O ICI (Índice de Confiança da Indústria), apurado pela FGV (Fundação Getulio Vargas), teve alta de 1,2% em fevereiro em relação a janeiro, passando de 113,7 para 115,1 pontos, segundo dados divulgados nesta sexta-feira. No mês passado em relação a dezembro, o índice havia registrado queda de 2,1%, para 113,6 pontos.

Apesar da alta, o índice desacelerou se comparado ao desempenho obtido entre janeiro e fevereiro do ano passado (5,7%).

Na comparação com fevereiro do ano passado, o ICI deste mês registrou crescimento de 4,1% --índice também inferior ao de janeiro deste ano em comparação ao de janeiro do ano passado, quando o avanço havia sido de 8,7%.
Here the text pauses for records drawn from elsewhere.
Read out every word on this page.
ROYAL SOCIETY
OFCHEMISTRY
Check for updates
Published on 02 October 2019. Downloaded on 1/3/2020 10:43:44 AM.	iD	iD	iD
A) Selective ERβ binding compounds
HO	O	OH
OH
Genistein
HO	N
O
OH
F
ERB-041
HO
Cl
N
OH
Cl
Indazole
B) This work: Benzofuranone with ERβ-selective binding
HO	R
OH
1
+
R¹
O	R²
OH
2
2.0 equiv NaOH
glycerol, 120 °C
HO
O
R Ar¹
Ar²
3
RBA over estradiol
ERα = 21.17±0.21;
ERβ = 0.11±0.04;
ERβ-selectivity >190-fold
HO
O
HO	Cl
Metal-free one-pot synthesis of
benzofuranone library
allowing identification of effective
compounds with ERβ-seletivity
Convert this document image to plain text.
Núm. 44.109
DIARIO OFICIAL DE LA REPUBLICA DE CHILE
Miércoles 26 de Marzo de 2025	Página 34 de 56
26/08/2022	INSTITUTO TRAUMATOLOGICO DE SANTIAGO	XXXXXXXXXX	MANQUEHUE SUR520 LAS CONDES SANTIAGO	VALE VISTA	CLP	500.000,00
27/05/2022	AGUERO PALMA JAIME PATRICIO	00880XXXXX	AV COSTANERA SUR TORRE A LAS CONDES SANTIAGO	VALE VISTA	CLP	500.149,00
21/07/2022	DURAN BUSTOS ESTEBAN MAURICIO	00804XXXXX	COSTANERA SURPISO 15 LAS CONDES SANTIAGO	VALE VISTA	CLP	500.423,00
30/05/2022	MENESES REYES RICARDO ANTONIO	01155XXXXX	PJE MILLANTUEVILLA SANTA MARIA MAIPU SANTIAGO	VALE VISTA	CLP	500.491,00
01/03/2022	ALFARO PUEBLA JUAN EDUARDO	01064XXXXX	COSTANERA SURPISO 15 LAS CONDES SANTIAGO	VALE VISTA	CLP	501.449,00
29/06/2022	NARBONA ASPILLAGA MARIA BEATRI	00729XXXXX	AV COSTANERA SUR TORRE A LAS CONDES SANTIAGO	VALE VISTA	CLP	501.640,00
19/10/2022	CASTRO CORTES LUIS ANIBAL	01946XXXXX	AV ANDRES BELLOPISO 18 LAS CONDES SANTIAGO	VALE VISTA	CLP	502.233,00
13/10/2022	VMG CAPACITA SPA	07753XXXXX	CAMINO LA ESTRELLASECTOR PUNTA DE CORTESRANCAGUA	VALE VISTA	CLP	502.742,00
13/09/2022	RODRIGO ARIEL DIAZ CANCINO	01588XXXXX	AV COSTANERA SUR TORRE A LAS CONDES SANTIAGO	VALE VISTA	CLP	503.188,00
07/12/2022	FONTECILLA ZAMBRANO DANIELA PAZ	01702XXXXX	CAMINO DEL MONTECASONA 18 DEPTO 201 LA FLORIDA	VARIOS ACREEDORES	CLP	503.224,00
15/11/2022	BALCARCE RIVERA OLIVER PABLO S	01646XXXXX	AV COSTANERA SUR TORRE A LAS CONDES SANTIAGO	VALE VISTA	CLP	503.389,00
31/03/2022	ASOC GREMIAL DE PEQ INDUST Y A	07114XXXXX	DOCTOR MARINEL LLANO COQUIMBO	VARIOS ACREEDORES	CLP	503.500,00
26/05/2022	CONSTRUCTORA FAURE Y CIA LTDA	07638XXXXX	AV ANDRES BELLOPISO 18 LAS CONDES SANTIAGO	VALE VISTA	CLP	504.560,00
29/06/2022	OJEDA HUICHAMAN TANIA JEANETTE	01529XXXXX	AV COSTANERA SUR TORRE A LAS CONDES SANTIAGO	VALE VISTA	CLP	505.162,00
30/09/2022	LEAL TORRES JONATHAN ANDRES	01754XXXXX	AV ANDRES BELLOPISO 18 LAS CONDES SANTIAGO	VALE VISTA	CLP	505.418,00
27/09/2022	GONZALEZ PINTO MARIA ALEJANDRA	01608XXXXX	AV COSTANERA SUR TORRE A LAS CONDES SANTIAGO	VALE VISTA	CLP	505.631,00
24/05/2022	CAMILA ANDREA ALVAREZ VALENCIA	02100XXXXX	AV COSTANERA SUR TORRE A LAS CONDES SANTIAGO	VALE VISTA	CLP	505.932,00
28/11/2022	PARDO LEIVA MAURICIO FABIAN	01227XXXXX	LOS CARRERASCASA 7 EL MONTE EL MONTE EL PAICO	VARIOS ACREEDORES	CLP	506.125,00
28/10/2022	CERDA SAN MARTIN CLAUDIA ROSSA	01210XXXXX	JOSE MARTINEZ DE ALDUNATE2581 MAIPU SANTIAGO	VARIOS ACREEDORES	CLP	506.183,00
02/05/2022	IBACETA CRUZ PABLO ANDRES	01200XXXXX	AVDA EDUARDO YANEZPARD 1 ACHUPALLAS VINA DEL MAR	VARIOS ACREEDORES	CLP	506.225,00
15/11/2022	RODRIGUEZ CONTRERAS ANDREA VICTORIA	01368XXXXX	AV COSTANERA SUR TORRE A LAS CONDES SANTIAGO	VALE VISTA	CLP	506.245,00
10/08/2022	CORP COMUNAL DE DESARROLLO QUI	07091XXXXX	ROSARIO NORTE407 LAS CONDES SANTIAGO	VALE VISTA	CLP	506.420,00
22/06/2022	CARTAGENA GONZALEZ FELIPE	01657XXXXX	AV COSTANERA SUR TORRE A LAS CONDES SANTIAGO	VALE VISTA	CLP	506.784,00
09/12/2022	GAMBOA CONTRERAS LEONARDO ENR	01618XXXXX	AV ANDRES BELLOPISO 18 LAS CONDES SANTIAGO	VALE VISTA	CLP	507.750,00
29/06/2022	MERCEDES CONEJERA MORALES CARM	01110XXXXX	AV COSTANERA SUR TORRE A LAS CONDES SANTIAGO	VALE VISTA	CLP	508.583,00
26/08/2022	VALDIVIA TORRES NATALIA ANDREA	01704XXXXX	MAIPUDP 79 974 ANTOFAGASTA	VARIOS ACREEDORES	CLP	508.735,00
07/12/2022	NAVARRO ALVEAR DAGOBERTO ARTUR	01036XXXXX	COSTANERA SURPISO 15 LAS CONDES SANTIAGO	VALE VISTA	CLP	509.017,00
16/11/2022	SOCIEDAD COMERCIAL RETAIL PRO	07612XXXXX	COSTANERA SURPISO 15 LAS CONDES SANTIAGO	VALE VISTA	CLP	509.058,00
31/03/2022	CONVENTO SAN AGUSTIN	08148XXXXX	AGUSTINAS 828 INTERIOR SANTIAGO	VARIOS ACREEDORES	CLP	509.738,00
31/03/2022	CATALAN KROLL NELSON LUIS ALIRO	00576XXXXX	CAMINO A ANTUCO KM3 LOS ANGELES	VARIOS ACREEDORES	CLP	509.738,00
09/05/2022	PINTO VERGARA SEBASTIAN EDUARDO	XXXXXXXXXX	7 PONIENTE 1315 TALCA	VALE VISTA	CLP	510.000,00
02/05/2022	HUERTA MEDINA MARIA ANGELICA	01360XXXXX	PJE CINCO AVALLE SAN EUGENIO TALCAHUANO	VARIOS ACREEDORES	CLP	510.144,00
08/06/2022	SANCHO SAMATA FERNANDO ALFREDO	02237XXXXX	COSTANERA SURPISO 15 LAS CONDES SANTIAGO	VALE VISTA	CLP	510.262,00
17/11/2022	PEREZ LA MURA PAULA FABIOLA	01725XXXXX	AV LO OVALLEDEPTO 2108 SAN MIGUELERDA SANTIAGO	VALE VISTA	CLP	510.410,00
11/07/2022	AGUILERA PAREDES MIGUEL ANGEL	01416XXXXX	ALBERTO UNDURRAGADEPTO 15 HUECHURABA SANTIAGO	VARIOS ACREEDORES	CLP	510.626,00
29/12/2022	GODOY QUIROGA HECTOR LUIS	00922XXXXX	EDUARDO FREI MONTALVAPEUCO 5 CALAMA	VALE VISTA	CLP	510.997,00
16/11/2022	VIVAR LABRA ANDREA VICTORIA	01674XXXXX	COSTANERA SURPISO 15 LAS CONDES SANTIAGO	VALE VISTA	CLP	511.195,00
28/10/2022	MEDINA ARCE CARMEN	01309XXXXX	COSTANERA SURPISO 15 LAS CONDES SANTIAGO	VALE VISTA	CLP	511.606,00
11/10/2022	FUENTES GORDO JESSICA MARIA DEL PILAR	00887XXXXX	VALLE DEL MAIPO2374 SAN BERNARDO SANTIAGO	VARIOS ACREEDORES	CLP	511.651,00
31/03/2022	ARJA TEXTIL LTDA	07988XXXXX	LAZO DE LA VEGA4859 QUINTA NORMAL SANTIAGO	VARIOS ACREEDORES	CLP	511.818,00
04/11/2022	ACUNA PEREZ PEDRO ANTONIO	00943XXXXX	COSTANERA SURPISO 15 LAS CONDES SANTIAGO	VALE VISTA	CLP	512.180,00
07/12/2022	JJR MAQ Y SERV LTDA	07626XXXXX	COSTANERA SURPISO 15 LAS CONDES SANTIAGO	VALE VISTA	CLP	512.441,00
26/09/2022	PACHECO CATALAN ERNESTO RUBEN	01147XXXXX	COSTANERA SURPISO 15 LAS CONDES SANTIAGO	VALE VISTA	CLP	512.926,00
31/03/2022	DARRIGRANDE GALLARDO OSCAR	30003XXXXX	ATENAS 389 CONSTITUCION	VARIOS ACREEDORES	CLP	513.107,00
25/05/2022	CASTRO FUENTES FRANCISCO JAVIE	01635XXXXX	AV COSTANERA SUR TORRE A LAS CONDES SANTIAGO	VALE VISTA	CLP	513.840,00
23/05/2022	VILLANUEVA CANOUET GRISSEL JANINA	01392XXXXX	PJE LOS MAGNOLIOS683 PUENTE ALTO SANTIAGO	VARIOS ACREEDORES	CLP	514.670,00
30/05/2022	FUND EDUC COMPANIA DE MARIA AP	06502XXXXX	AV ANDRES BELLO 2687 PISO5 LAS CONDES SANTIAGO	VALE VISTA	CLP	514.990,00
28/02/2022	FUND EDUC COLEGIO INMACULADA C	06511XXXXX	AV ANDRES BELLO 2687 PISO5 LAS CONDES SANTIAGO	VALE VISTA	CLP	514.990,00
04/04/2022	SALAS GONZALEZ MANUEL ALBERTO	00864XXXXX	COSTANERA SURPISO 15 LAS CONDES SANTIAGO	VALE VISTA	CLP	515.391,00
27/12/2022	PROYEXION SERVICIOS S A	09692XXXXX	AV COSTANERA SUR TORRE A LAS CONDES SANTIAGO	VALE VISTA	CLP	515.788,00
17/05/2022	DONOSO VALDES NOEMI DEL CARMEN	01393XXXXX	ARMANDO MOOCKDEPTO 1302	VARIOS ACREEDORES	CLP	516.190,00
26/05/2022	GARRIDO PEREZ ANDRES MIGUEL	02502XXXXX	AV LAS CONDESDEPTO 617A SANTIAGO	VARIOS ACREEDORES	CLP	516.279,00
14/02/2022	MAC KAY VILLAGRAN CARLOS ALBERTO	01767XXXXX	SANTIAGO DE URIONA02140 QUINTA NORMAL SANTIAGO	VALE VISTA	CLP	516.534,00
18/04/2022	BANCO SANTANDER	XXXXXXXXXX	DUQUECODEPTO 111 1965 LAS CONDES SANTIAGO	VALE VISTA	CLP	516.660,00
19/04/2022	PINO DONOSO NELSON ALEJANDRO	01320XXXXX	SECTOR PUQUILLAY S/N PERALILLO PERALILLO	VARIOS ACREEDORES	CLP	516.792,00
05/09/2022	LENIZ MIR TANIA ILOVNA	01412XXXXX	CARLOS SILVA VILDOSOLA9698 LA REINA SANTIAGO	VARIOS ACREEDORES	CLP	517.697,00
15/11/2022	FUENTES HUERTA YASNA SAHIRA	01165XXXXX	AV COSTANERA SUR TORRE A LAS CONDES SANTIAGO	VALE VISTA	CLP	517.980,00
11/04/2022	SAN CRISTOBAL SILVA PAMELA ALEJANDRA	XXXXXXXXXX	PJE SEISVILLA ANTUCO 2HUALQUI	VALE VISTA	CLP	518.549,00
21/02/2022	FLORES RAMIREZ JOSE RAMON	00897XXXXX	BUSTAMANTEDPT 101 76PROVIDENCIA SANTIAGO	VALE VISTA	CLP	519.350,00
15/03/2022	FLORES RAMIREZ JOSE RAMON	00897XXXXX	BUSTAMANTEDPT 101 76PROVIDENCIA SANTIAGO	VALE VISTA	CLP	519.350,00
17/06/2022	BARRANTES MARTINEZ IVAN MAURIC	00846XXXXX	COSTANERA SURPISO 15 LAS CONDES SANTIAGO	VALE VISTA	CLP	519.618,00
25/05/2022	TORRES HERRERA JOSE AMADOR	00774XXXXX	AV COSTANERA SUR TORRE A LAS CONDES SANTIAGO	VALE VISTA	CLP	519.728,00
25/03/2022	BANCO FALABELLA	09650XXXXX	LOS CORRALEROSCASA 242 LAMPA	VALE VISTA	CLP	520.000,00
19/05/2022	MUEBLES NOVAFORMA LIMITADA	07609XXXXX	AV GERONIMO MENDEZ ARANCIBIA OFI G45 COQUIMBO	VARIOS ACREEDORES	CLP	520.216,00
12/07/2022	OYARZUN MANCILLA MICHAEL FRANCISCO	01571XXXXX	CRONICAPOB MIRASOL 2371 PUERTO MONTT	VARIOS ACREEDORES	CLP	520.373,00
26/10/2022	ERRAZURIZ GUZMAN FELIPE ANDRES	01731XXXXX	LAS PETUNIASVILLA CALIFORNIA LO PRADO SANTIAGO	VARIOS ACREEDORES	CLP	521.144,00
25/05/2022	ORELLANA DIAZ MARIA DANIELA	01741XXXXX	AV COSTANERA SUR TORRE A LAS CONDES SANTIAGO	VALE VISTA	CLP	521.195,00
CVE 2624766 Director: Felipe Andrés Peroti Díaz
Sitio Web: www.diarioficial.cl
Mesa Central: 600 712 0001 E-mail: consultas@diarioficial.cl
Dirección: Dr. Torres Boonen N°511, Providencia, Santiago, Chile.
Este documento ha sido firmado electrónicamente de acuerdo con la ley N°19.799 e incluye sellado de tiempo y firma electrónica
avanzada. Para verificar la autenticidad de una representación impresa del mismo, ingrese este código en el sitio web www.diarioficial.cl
"Tivemos alguns sinais de desaceleração, mas estamos ainda em um ritmo forte", disse Aloísio Campelo, coordenador das pesquisas de sondagens conjunturais do Ibre (Instituto Brasileiro de Economia) da FGV. Para ele, isso ocorre devido à conjunção de fatores que inclui problemas pontuais em alguns setores e o arrefecimento da demanda externa.

Já os estoques industriais "caminham para uma situação de normalidade", informou a FGV. A parcela de empresas que apontam estar com estoques insuficientes (sinal de aquecimento) ficou em 9% janeiro e fevereiro. Já a proporção das que afirmam estar com estoques excessivos aumentou de 6% para 9% --maior índice desde outubro de 2006 (11%).

As previsões relativas à contratação de mão-de-obra continuam favoráveis. Das 1.042 empresas consultadas, 28% prevêem aumento do contingente empregado nos próximos três meses, enquanto 17% prevêem uma redução --em fevereiro de 2007, as proporções eram de 22% e 18% respectivamente.

O pesquisador disse que a tendência é do ICI continuar no ritmo atual enquanto não houver problemas que afetem a demanda interna. "Teoricamente as exportações caiam ainda mais. Então a economia dependerá ainda mais da demanda interna, que por enquanto vai bem. A massa salarial continua em alta e o crédito também", explicou.

Superaquecimento

Campelo lembrou que o risco que superaquecimento do setor industrial --que colocou dúvidas sobre o desenvolvimento do setor nesse ano-- já se arrefeceu. Em fevereiro, o Nuci (Nível de Utilização da Capacidade Instalada) ficou em 84,7%.

"O superaquecimento pode ser notado com uma utilização de capacidade instalada alta e com estoque e matéria-prima disponível baixos. E notamos que a utilização da capacidade está em queda e o estoque subiu", disse. "O Nuci em queda mostra o resultado dos investimentos que estão em andamento."